Yttrium ion as a platform for quantum information processing

Abstract

Engineering large-scale quantum computers which simultaneously provide high-fidelity quantum operations, low memory errors, low crosstalk, and reasonable resource usage remains an outstanding challenge across quantum computing platforms. In trapped ions, progress has largely focused on alkaline-earth and ytterbium ions, whose simple electronic structures facilitate control over their internal state. Here we investigate singly-ionized yttrium (89Y+), a two-valence-electron ion whose ground-state manifold hosts a nuclear-spin qubit and which also features a variety of low-lying metastable manifolds, for applications in quantum information processing.

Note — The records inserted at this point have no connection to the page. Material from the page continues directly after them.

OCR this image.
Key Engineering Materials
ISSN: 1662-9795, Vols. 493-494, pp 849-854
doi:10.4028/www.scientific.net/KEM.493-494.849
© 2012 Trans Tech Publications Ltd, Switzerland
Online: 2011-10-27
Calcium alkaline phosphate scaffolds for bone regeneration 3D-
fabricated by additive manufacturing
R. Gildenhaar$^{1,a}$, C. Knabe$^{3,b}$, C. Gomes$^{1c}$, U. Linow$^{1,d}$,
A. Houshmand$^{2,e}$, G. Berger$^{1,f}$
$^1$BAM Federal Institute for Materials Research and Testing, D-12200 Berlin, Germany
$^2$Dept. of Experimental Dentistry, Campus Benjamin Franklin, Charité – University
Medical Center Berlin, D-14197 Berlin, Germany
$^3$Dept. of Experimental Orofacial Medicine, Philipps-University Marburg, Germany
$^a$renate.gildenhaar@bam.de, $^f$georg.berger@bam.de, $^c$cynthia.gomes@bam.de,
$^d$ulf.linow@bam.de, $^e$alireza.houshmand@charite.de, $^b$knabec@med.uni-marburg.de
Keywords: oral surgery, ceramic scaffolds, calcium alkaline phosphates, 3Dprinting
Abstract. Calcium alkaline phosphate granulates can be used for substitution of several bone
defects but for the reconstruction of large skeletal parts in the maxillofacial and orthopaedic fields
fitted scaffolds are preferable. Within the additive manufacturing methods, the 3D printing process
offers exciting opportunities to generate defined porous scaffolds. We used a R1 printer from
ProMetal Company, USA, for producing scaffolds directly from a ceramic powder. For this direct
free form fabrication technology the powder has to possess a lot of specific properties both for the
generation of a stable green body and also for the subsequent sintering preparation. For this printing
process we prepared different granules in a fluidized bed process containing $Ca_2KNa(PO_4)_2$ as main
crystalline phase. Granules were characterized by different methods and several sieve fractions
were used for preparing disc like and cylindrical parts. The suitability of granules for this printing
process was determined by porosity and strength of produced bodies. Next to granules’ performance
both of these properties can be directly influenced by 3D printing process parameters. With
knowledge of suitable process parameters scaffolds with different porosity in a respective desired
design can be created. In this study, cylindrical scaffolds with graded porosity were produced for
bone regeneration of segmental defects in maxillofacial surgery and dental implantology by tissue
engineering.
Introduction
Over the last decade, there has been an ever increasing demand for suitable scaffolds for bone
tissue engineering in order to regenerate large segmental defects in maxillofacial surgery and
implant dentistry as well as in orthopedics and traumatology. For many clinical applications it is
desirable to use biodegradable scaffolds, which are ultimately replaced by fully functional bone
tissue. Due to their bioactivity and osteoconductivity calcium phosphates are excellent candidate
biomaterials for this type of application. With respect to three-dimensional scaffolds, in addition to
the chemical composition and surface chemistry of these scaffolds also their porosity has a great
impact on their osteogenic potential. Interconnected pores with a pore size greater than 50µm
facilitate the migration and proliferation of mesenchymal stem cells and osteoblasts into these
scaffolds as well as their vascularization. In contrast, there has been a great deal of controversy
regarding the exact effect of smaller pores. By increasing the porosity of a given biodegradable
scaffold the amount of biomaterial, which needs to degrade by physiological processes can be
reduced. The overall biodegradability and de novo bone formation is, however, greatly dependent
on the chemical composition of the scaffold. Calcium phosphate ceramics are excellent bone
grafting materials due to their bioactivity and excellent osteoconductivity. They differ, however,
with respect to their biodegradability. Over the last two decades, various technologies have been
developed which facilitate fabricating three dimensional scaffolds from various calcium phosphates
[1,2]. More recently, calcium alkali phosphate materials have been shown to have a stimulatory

Because experimental data are limited, we perform high-resolution laser-induced fluorescence spectroscopy to measure the hyperfine structure of several low-lying levels, and carry out comprehensive electronic structure calculations to determine lifetimes, transition matrix elements, and hyperfine coefficients for manifolds addressable with visible, near-visible, or infrared wavelengths. Using these results, we analyze schemes for qubit storage, initialization, readout, leakage mitigation, and single- and two-qubit gates. These results position 89Y+ as a uniquely capable next-generation trapped-ion qubit, combining field-insensitive nuclear-spin or clock-qubit storage with spectrally isolated transitions for operations.